Now, Ozcan and colleagues show that celastrol works through a pro-inflammatory signaling pathway, by increasing amounts of a receptor called IL1R1. This receptor, which receives signals from the cytokine interleukin 1, is essentially the gatekeeper for celastrol’s metabolic actions, the study found.
This is a new chapter for understanding the regulation of hunger.
“If you knock out IL1R1, the leptin-sensitizing and anti-obesity effects of celastrol are completely gone,” says Ozcan, the study’s senior investigator.
Mice deficient in IL1R1 also lost celastrol’s other metabolic benefits, which include curbing insulin resistance and type 2 diabetes.
Inflammation is good?
Scientifically, the finding seems somewhat surprising. Inflammatory stimuli — cytokines or activation of inflammatory signaling pathways — had been thought to help drive the development of obesity and type 2 diabetes.
But studies published by Ozcan’s team in Nature Medicine (2011) and Cell (2017) suggest that the relationship between inflammation and obesity is more complex than previously appreciated. Those studies showed that inflammatory signaling is actually beneficial and required for keeping glucose homeostasis in control. In fact, leptin itself is a pro-inflammatory cytokine, notes Ozcan.
“I believe that inflammatory signaling cascades have been wrongly regarded as the scapegoat of obesity and diabetes research,” he says. “On the contrary, our work has shown that it is probably the dysfunction of pro-inflammatory signaling pathways that contributes to the development of obesity and type 2 diabetes. The problem is that the body becomes resistant to cytokine signaling, rather than cytokine action being the problem.”
In any event, the researchers believe that it may be possible to make use of cytokine signaling, via ILR1, to alter our metabolism and help us lose weight.
Ozcan’s team identified ILR1’s role through a stepwise approach. The researchers first investigated how celastrol changes gene expression in the hypothalamus, the part of the brain where leptin does its signaling. They created three groups: lean mice, mice made obese by overfeeding and mice that were obese because they lacked functioning leptin receptors.
By analyzing RNA in the hypothalamus in each group, Ozcan and colleagues created a list of genes whose up- or down-regulation could plausibly account for celastrol’s effects.
Eventually, their search narrowed to genes altered in the obese mice that retained their leptin receptors. IL1R1 rose to the top of the list.
Listening to leptin
Thus far, celastrol is producing encouraging weight-loss results in the early-stage clinical trials. But should it ultimately fail, the IL1R1 finding raises new potential avenues to explore.
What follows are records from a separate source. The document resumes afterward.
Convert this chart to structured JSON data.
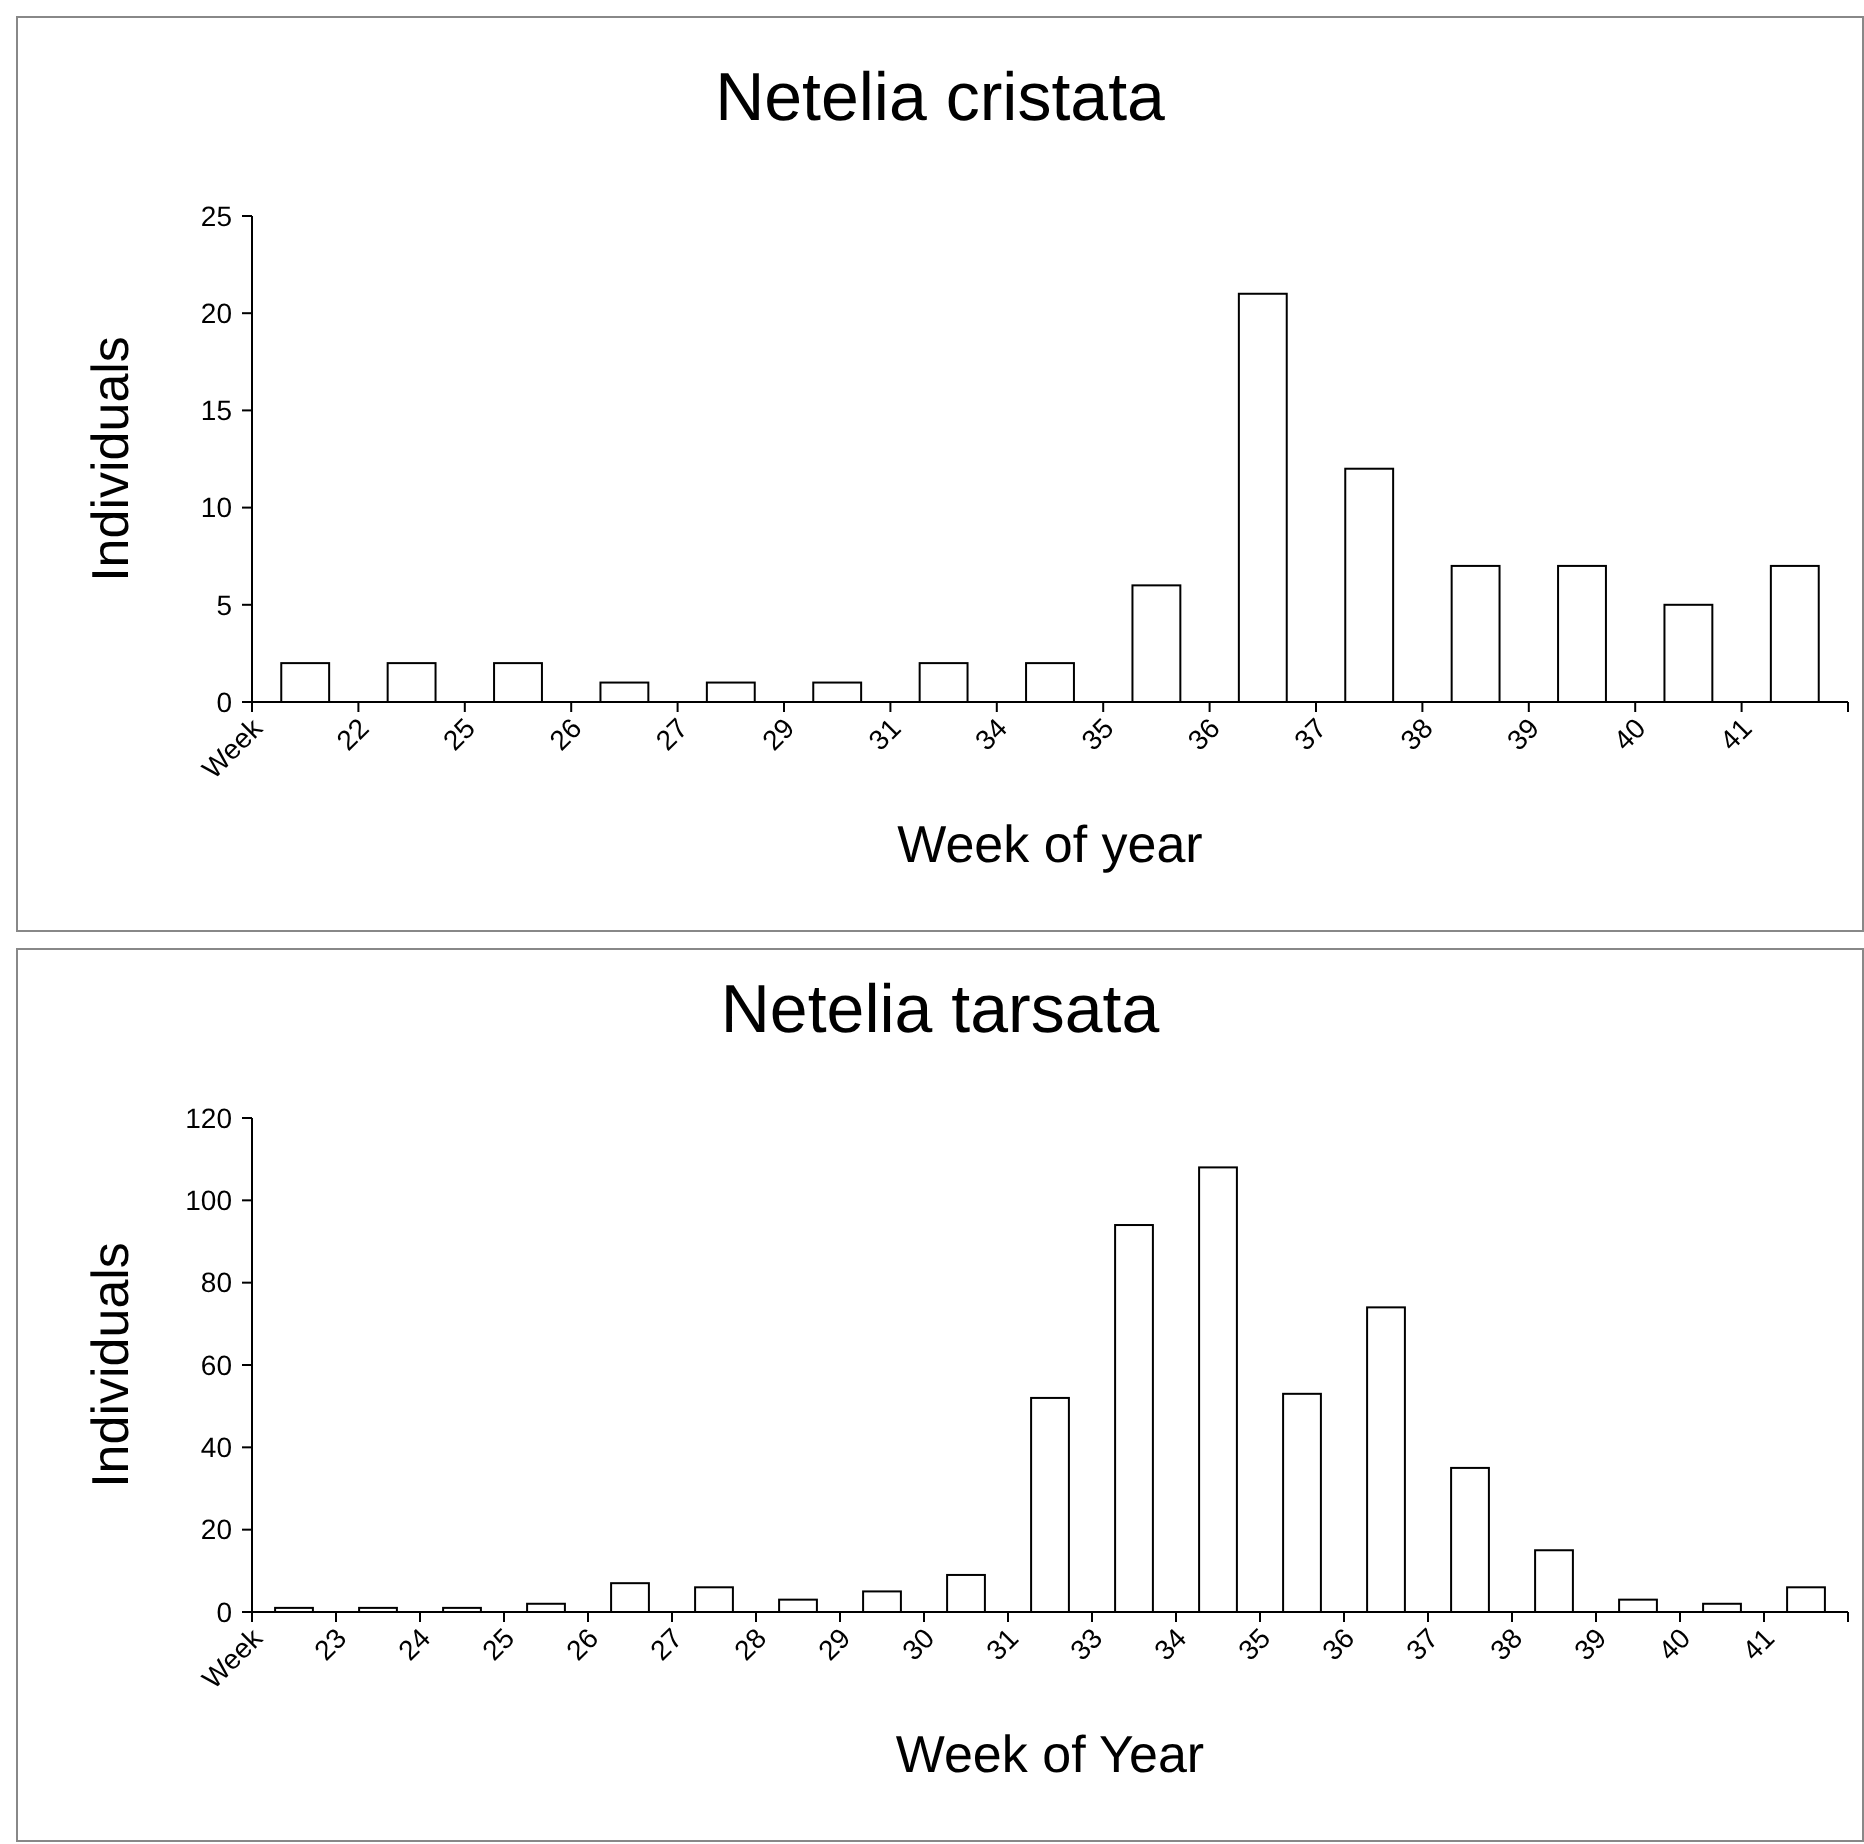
{
  "chart_data": [
    {
      "type": "bar",
      "title": "Netelia cristata",
      "xlabel": "Week of year",
      "ylabel": "Individuals",
      "categories": [
        "Week",
        "22",
        "25",
        "26",
        "27",
        "29",
        "31",
        "34",
        "35",
        "36",
        "37",
        "38",
        "39",
        "40",
        "41"
      ],
      "values": [
        2,
        2,
        2,
        1,
        1,
        1,
        2,
        2,
        6,
        21,
        12,
        7,
        7,
        5,
        7
      ],
      "color": "#ffffff",
      "ylim": [
        0,
        25
      ],
      "yticks": [
        0,
        5,
        10,
        15,
        20,
        25
      ]
    },
    {
      "type": "bar",
      "title": "Netelia tarsata",
      "xlabel": "Week of Year",
      "ylabel": "Individuals",
      "categories": [
        "Week",
        "23",
        "24",
        "25",
        "26",
        "27",
        "28",
        "29",
        "30",
        "31",
        "33",
        "34",
        "35",
        "36",
        "37",
        "38",
        "39",
        "40",
        "41"
      ],
      "values": [
        1,
        1,
        1,
        2,
        7,
        6,
        3,
        5,
        9,
        52,
        94,
        108,
        53,
        74,
        35,
        15,
        3,
        2,
        6
      ],
      "color": "#ffffff",
      "ylim": [
        0,
        120
      ],
      "yticks": [
        0,
        20,
        40,
        60,
        80,
        100,
        120
      ]
    }
  ]
}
“We will now investigate what upregulates IL1R1,” says Ozcan. “It could lead to development of new molecules for the treatment of obesity and associated diseases. This is a new chapter for understanding the regulation of hunger.”
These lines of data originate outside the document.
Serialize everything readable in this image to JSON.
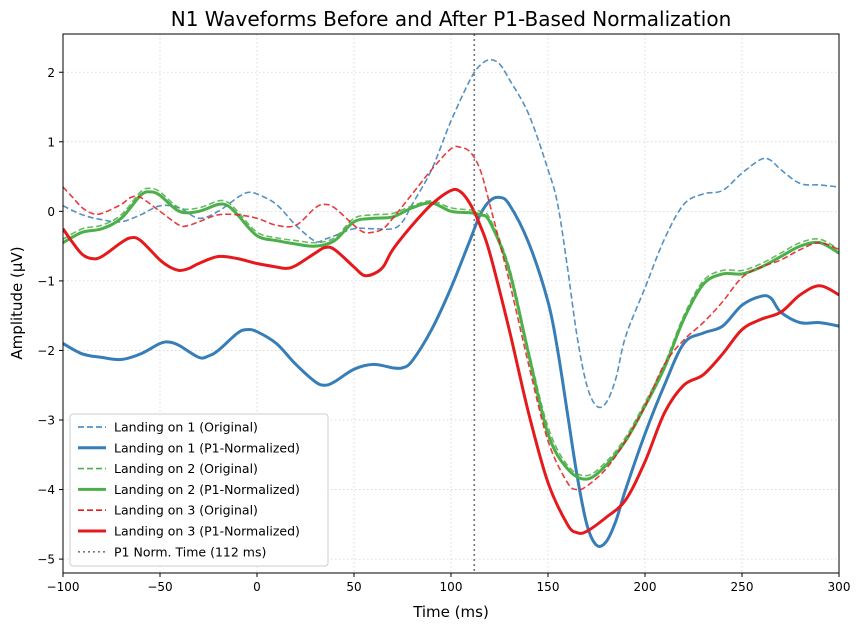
{
  "chart_data": {
    "type": "line",
    "title": "N1 Waveforms Before and After P1-Based Normalization",
    "xlabel": "Time (ms)",
    "ylabel": "Amplitude (μV)",
    "xlim": [
      -100,
      300
    ],
    "ylim": [
      -5.2,
      2.55
    ],
    "xticks": [
      -100,
      -50,
      0,
      50,
      100,
      150,
      200,
      250,
      300
    ],
    "yticks": [
      -5,
      -4,
      -3,
      -2,
      -1,
      0,
      1,
      2
    ],
    "grid": true,
    "legend_position": "lower-left",
    "vline": {
      "x": 112,
      "label": "P1 Norm. Time (112 ms)",
      "color": "#777777"
    },
    "series": [
      {
        "name": "Landing on 1 (Original)",
        "color": "#377eb8",
        "style": "dashed",
        "points": [
          [
            -100,
            0.08
          ],
          [
            -90,
            -0.05
          ],
          [
            -80,
            -0.12
          ],
          [
            -70,
            -0.15
          ],
          [
            -60,
            -0.05
          ],
          [
            -50,
            0.08
          ],
          [
            -40,
            0.05
          ],
          [
            -30,
            -0.1
          ],
          [
            -20,
            0.0
          ],
          [
            -10,
            0.2
          ],
          [
            -5,
            0.27
          ],
          [
            0,
            0.25
          ],
          [
            10,
            0.1
          ],
          [
            20,
            -0.2
          ],
          [
            30,
            -0.43
          ],
          [
            35,
            -0.4
          ],
          [
            40,
            -0.35
          ],
          [
            50,
            -0.25
          ],
          [
            60,
            -0.25
          ],
          [
            70,
            -0.25
          ],
          [
            75,
            -0.15
          ],
          [
            80,
            0.1
          ],
          [
            90,
            0.6
          ],
          [
            100,
            1.3
          ],
          [
            110,
            1.9
          ],
          [
            115,
            2.1
          ],
          [
            120,
            2.18
          ],
          [
            125,
            2.12
          ],
          [
            130,
            1.9
          ],
          [
            140,
            1.4
          ],
          [
            150,
            0.6
          ],
          [
            155,
            0.1
          ],
          [
            160,
            -0.8
          ],
          [
            165,
            -1.8
          ],
          [
            170,
            -2.5
          ],
          [
            175,
            -2.8
          ],
          [
            180,
            -2.75
          ],
          [
            185,
            -2.4
          ],
          [
            190,
            -1.8
          ],
          [
            200,
            -1.1
          ],
          [
            210,
            -0.4
          ],
          [
            220,
            0.1
          ],
          [
            230,
            0.25
          ],
          [
            240,
            0.3
          ],
          [
            250,
            0.55
          ],
          [
            260,
            0.75
          ],
          [
            265,
            0.73
          ],
          [
            270,
            0.6
          ],
          [
            280,
            0.4
          ],
          [
            290,
            0.38
          ],
          [
            300,
            0.35
          ]
        ]
      },
      {
        "name": "Landing on 1 (P1-Normalized)",
        "color": "#377eb8",
        "style": "solid",
        "points": [
          [
            -100,
            -1.9
          ],
          [
            -90,
            -2.05
          ],
          [
            -80,
            -2.1
          ],
          [
            -70,
            -2.13
          ],
          [
            -60,
            -2.05
          ],
          [
            -50,
            -1.9
          ],
          [
            -45,
            -1.88
          ],
          [
            -40,
            -1.93
          ],
          [
            -30,
            -2.1
          ],
          [
            -25,
            -2.08
          ],
          [
            -20,
            -2.0
          ],
          [
            -10,
            -1.75
          ],
          [
            -5,
            -1.7
          ],
          [
            0,
            -1.73
          ],
          [
            10,
            -1.9
          ],
          [
            20,
            -2.2
          ],
          [
            30,
            -2.45
          ],
          [
            35,
            -2.5
          ],
          [
            40,
            -2.45
          ],
          [
            50,
            -2.27
          ],
          [
            60,
            -2.2
          ],
          [
            70,
            -2.25
          ],
          [
            75,
            -2.25
          ],
          [
            80,
            -2.15
          ],
          [
            90,
            -1.7
          ],
          [
            100,
            -1.1
          ],
          [
            110,
            -0.4
          ],
          [
            115,
            -0.05
          ],
          [
            120,
            0.15
          ],
          [
            125,
            0.2
          ],
          [
            130,
            0.1
          ],
          [
            140,
            -0.45
          ],
          [
            150,
            -1.3
          ],
          [
            155,
            -2.0
          ],
          [
            160,
            -2.9
          ],
          [
            165,
            -3.8
          ],
          [
            170,
            -4.5
          ],
          [
            175,
            -4.8
          ],
          [
            180,
            -4.75
          ],
          [
            185,
            -4.45
          ],
          [
            190,
            -4.0
          ],
          [
            200,
            -3.2
          ],
          [
            210,
            -2.5
          ],
          [
            220,
            -1.9
          ],
          [
            230,
            -1.75
          ],
          [
            240,
            -1.65
          ],
          [
            250,
            -1.35
          ],
          [
            260,
            -1.22
          ],
          [
            265,
            -1.25
          ],
          [
            270,
            -1.45
          ],
          [
            280,
            -1.6
          ],
          [
            290,
            -1.6
          ],
          [
            300,
            -1.65
          ]
        ]
      },
      {
        "name": "Landing on 2 (Original)",
        "color": "#4daf4a",
        "style": "dashed",
        "points": [
          [
            -100,
            -0.4
          ],
          [
            -90,
            -0.25
          ],
          [
            -80,
            -0.2
          ],
          [
            -70,
            -0.05
          ],
          [
            -60,
            0.28
          ],
          [
            -55,
            0.33
          ],
          [
            -50,
            0.28
          ],
          [
            -40,
            0.05
          ],
          [
            -30,
            0.05
          ],
          [
            -20,
            0.15
          ],
          [
            -15,
            0.13
          ],
          [
            -10,
            0.0
          ],
          [
            0,
            -0.3
          ],
          [
            10,
            -0.38
          ],
          [
            20,
            -0.42
          ],
          [
            30,
            -0.45
          ],
          [
            40,
            -0.38
          ],
          [
            50,
            -0.1
          ],
          [
            60,
            -0.05
          ],
          [
            70,
            -0.03
          ],
          [
            80,
            0.08
          ],
          [
            90,
            0.15
          ],
          [
            100,
            0.05
          ],
          [
            110,
            0.02
          ],
          [
            115,
            0.0
          ],
          [
            120,
            -0.1
          ],
          [
            130,
            -0.8
          ],
          [
            140,
            -2.0
          ],
          [
            150,
            -3.1
          ],
          [
            160,
            -3.65
          ],
          [
            170,
            -3.8
          ],
          [
            180,
            -3.6
          ],
          [
            190,
            -3.25
          ],
          [
            200,
            -2.75
          ],
          [
            210,
            -2.2
          ],
          [
            220,
            -1.5
          ],
          [
            230,
            -1.0
          ],
          [
            240,
            -0.85
          ],
          [
            250,
            -0.85
          ],
          [
            260,
            -0.75
          ],
          [
            270,
            -0.6
          ],
          [
            280,
            -0.45
          ],
          [
            290,
            -0.4
          ],
          [
            300,
            -0.55
          ]
        ]
      },
      {
        "name": "Landing on 2 (P1-Normalized)",
        "color": "#4daf4a",
        "style": "solid",
        "points": [
          [
            -100,
            -0.45
          ],
          [
            -90,
            -0.3
          ],
          [
            -80,
            -0.25
          ],
          [
            -70,
            -0.1
          ],
          [
            -60,
            0.23
          ],
          [
            -55,
            0.28
          ],
          [
            -50,
            0.23
          ],
          [
            -40,
            0.0
          ],
          [
            -30,
            0.0
          ],
          [
            -20,
            0.1
          ],
          [
            -15,
            0.08
          ],
          [
            -10,
            -0.05
          ],
          [
            0,
            -0.35
          ],
          [
            10,
            -0.42
          ],
          [
            20,
            -0.47
          ],
          [
            30,
            -0.5
          ],
          [
            40,
            -0.42
          ],
          [
            50,
            -0.15
          ],
          [
            60,
            -0.1
          ],
          [
            70,
            -0.08
          ],
          [
            80,
            0.05
          ],
          [
            90,
            0.12
          ],
          [
            100,
            0.0
          ],
          [
            110,
            -0.02
          ],
          [
            115,
            -0.05
          ],
          [
            120,
            -0.15
          ],
          [
            130,
            -0.85
          ],
          [
            140,
            -2.05
          ],
          [
            150,
            -3.2
          ],
          [
            160,
            -3.7
          ],
          [
            170,
            -3.85
          ],
          [
            180,
            -3.65
          ],
          [
            190,
            -3.3
          ],
          [
            200,
            -2.8
          ],
          [
            210,
            -2.25
          ],
          [
            220,
            -1.55
          ],
          [
            230,
            -1.05
          ],
          [
            240,
            -0.9
          ],
          [
            250,
            -0.9
          ],
          [
            260,
            -0.8
          ],
          [
            270,
            -0.65
          ],
          [
            280,
            -0.5
          ],
          [
            290,
            -0.45
          ],
          [
            300,
            -0.6
          ]
        ]
      },
      {
        "name": "Landing on 3 (Original)",
        "color": "#e41a1c",
        "style": "dashed",
        "points": [
          [
            -100,
            0.35
          ],
          [
            -95,
            0.2
          ],
          [
            -90,
            0.05
          ],
          [
            -85,
            -0.03
          ],
          [
            -80,
            -0.03
          ],
          [
            -70,
            0.1
          ],
          [
            -65,
            0.2
          ],
          [
            -60,
            0.2
          ],
          [
            -50,
            0.0
          ],
          [
            -40,
            -0.2
          ],
          [
            -35,
            -0.2
          ],
          [
            -30,
            -0.15
          ],
          [
            -20,
            -0.05
          ],
          [
            -10,
            -0.05
          ],
          [
            0,
            -0.1
          ],
          [
            10,
            -0.2
          ],
          [
            20,
            -0.2
          ],
          [
            30,
            0.05
          ],
          [
            35,
            0.1
          ],
          [
            40,
            0.05
          ],
          [
            50,
            -0.2
          ],
          [
            55,
            -0.3
          ],
          [
            60,
            -0.3
          ],
          [
            65,
            -0.25
          ],
          [
            70,
            -0.1
          ],
          [
            80,
            0.25
          ],
          [
            90,
            0.6
          ],
          [
            100,
            0.9
          ],
          [
            105,
            0.92
          ],
          [
            110,
            0.85
          ],
          [
            115,
            0.6
          ],
          [
            120,
            0.1
          ],
          [
            130,
            -1.0
          ],
          [
            140,
            -2.2
          ],
          [
            150,
            -3.3
          ],
          [
            160,
            -3.9
          ],
          [
            165,
            -4.0
          ],
          [
            170,
            -3.95
          ],
          [
            180,
            -3.7
          ],
          [
            190,
            -3.3
          ],
          [
            200,
            -2.8
          ],
          [
            210,
            -2.2
          ],
          [
            220,
            -1.85
          ],
          [
            230,
            -1.6
          ],
          [
            240,
            -1.3
          ],
          [
            250,
            -0.95
          ],
          [
            260,
            -0.8
          ],
          [
            270,
            -0.7
          ],
          [
            280,
            -0.55
          ],
          [
            290,
            -0.45
          ],
          [
            300,
            -0.55
          ]
        ]
      },
      {
        "name": "Landing on 3 (P1-Normalized)",
        "color": "#e41a1c",
        "style": "solid",
        "points": [
          [
            -100,
            -0.25
          ],
          [
            -95,
            -0.45
          ],
          [
            -90,
            -0.62
          ],
          [
            -85,
            -0.68
          ],
          [
            -80,
            -0.65
          ],
          [
            -70,
            -0.45
          ],
          [
            -65,
            -0.38
          ],
          [
            -60,
            -0.42
          ],
          [
            -50,
            -0.7
          ],
          [
            -45,
            -0.8
          ],
          [
            -40,
            -0.85
          ],
          [
            -35,
            -0.82
          ],
          [
            -30,
            -0.75
          ],
          [
            -20,
            -0.65
          ],
          [
            -10,
            -0.68
          ],
          [
            0,
            -0.75
          ],
          [
            10,
            -0.8
          ],
          [
            15,
            -0.82
          ],
          [
            20,
            -0.78
          ],
          [
            30,
            -0.6
          ],
          [
            35,
            -0.52
          ],
          [
            40,
            -0.55
          ],
          [
            50,
            -0.8
          ],
          [
            55,
            -0.92
          ],
          [
            60,
            -0.9
          ],
          [
            65,
            -0.8
          ],
          [
            70,
            -0.55
          ],
          [
            80,
            -0.2
          ],
          [
            90,
            0.1
          ],
          [
            100,
            0.3
          ],
          [
            105,
            0.28
          ],
          [
            110,
            0.1
          ],
          [
            115,
            -0.2
          ],
          [
            120,
            -0.6
          ],
          [
            130,
            -1.7
          ],
          [
            140,
            -2.9
          ],
          [
            150,
            -3.9
          ],
          [
            160,
            -4.5
          ],
          [
            165,
            -4.62
          ],
          [
            170,
            -4.6
          ],
          [
            180,
            -4.4
          ],
          [
            190,
            -4.15
          ],
          [
            200,
            -3.6
          ],
          [
            210,
            -2.9
          ],
          [
            220,
            -2.5
          ],
          [
            230,
            -2.35
          ],
          [
            240,
            -2.05
          ],
          [
            250,
            -1.7
          ],
          [
            260,
            -1.55
          ],
          [
            270,
            -1.45
          ],
          [
            280,
            -1.2
          ],
          [
            290,
            -1.07
          ],
          [
            300,
            -1.2
          ]
        ]
      }
    ]
  }
}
Xudong Feng, PhD, and Dongxian Guan, PhD, of the Division of Endocrinology at Boston Children’s Hospital were co-first authors of the paper. The study was funded by the Department of Medicine at Boston Children’s Hospital, the National Institutes of Health and Fidelity Biosciences Research Initiative. Ozcan is a scientific founder, shareholder and member of the board of directors of ERX Pharmaceuticals.